Mass of the Lord’s Supper 2021

            At the command of today’s first reading from the book of Exodus, ever year, the Jewish people gather together during the Passover celebrations to share in the Seder meal, which commemorates the deliverance of their ancestors from slavery in Egypt and eventual freedom in the Promised Land during the days of Moses. It was in the midst of that celebration that Jesus took bread, gave thanks, broke the bread and gave it to His disciples saying “this is my body that is for you, do this in remembrance of me.”[1] Tonight then, we gather together to commemorate that night, nearly 2,000 years ago, when Jesus took the bread and wine and gave it to His disciples  telling them “this is my body … this is my blood,”[2] while giving them a command to “do this in memory of me.”[3]

            Tonight, in our second reading, St. Paul recalls how the miracle of that Passover meal that Jesus celebrated with His apostles on the night that He was betrayed is handed on from generation to generation down to today. You know we can quibble about the finer points of theology, but all Christians have to agree that Jesus tells the truth. Jesus says the bread and wine are His body and blood, so who are we to question it? We also hear how Jesus left us a command to do this in remembrance of Him, so how could we dare refuse that command?

            Those of us gathered here may ask how anyone could dare refuse this command, but a Gallup poll released just 3 days ago showed that only 47% of Americans say they belong to a church, synagogue or mosque.[4] For the first time in our nation’s history more Americans don’t belong to a church than do belong and this isn’t just a national problem. No, Archdiocesan statistics reveal that only about 30% of St. Theodore parishioners attend church every week. Yes, that is right, only about 1/3 of our parishioners follow this simple command of Christ “do this in remembrance of me.”

            So, what are we to do? Well Jesus show us in today’s gospel, when He took a basin and towel and kneeling before His disciples washed their feet, before telling them “I have given you a model to follow so that as I have done for you, you also should do.”[5] Since “charity is the experience of God and an extension of Christ’s presence in the world,”[6] you and I who receive Jesus in the Eucharist must take Him with us from this church out into the world through our service. The world should be able to look at the way we live our lives and know that we are Catholic.

            Tonight, as millions gather around the world to commemorate the institution of the Eucharist, we recall that Jesus started with just 12 apostles in the upper room. These men did not keep the treasure of the Eucharist to themselves. No, they heard Jesus command and went to the four corners of the world to do this in remembrance of Him. As these apostles went out, people witnessed their service and were drawn through that service to Jesus truly present in the Eucharist. After all, “charity is the fulfillment of communion with Christ.”[7]

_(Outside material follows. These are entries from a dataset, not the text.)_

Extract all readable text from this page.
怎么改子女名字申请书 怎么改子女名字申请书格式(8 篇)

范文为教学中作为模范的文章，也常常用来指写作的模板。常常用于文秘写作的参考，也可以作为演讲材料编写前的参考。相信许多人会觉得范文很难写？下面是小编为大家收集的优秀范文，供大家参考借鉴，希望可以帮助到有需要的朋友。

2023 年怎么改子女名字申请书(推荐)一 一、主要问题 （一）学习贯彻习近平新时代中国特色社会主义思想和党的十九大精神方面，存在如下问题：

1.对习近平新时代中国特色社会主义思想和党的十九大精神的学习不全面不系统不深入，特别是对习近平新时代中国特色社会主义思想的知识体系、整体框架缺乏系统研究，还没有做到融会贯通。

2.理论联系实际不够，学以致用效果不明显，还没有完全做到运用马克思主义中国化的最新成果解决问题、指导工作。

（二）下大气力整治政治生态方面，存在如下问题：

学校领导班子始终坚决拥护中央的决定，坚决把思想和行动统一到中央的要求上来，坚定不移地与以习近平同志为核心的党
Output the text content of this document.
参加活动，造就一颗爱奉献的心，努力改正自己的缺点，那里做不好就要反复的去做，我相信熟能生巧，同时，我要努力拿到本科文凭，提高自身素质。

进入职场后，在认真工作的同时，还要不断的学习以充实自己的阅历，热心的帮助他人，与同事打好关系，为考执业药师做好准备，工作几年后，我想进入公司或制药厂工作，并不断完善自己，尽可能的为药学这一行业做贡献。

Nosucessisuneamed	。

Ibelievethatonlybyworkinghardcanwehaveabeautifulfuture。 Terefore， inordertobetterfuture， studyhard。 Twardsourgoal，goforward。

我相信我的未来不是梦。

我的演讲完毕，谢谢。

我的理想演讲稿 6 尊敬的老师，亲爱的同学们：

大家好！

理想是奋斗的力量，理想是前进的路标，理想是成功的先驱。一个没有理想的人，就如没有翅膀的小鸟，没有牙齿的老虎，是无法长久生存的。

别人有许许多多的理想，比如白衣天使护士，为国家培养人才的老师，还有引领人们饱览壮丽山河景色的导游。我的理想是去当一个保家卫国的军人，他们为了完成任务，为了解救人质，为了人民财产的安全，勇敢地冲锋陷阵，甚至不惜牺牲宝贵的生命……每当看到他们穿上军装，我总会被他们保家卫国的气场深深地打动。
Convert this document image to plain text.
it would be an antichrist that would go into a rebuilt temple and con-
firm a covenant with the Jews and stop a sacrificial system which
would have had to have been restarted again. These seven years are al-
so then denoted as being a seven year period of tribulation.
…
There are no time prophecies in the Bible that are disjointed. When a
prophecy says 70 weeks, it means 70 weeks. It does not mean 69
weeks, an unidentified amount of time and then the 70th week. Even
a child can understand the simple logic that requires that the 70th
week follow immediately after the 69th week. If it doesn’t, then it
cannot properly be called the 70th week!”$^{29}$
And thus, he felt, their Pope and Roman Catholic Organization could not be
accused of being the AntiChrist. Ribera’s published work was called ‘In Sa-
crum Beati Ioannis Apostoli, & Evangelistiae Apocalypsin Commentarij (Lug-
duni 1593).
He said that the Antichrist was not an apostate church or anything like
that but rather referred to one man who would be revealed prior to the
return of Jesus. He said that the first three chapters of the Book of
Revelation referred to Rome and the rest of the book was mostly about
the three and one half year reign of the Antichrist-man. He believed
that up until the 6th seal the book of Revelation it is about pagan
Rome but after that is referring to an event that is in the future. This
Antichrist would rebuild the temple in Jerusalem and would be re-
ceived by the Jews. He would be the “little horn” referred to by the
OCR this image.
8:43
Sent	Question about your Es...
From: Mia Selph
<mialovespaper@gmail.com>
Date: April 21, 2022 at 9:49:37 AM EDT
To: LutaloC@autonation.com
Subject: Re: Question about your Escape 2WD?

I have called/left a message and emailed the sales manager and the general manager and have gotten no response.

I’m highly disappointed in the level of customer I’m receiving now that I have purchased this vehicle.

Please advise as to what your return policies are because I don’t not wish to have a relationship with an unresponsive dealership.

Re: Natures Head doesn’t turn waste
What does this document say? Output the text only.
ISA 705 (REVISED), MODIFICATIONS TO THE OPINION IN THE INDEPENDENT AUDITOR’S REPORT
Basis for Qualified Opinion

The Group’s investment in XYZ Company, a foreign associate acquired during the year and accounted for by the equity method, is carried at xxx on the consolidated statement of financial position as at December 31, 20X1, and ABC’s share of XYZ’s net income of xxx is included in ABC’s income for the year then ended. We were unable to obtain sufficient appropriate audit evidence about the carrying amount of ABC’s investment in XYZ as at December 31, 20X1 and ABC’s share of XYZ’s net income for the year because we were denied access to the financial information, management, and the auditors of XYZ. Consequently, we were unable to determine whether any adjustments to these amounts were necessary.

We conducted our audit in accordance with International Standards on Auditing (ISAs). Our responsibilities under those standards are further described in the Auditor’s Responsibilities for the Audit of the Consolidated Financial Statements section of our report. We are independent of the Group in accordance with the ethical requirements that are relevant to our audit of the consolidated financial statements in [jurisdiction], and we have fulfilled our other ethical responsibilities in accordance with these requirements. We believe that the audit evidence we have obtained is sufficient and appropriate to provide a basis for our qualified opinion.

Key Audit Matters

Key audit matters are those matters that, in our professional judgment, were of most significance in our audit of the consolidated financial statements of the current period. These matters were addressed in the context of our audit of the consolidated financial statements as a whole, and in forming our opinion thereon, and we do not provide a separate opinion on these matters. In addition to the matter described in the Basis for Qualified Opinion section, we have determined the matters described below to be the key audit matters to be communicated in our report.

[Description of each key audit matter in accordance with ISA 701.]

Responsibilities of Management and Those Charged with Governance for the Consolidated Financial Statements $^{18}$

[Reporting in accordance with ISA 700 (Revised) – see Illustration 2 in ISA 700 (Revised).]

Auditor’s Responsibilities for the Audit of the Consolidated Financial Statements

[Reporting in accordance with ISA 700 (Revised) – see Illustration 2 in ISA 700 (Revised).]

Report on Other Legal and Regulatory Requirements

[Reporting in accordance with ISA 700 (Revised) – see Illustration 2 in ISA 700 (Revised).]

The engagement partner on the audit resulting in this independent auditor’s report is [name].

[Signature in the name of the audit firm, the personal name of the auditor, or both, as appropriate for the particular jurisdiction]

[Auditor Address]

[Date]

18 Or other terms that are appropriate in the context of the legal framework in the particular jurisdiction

            My friends, “charity is service to man, but it is not possible to serve mankind without telling people about God.”[8] So tonight, as we commemorate the institution of the Eucharist, we as a parish are called to move from maintenance to mission. We must receive our nourishment in the Eucharist and then go out and through the witness of our lives lead others to receive their nourishment in the Eucharist. Each of us is called not just to be a disciple but to become a disciple maker.

            So tonight, as we prepare to enter into the Garden of Gethsemane, to keep watch with Jesus, I think we need to first stop and recall how we become disciples and give thanks to God for those disciple makers who have led us to the Eucharist. Then, let us resolve to move beyond ourselves and become disciple makers. Jesus has given us the command to serve others, so how and who are you going to invite to “do this in memory of Him?”

[1] 1 Cor 11:24

[2] Luke 22:19-20

[3] Luke 22:19

[4] Jeffrey M Jones. US Church Membership Falls Below Majority for the First Time. Available at

[5] John 13:15)

[6] Robert Cardinal Sarah. God or Nothing: A Conversation on Faith with Nicolas Dias San Francisco: Ignatius (2015) Pg 78.

[7] Garrigou-LeGrange, Reginald O.P. Everlasting Life. Rockford: Tan Publishing.(1952). Pg 83.

[8] Robert Cardinal Sarah. God or Nothing: A Conversation on Faith with Nicolas Dias San Francisco: Ignatius (2015) Pg 78.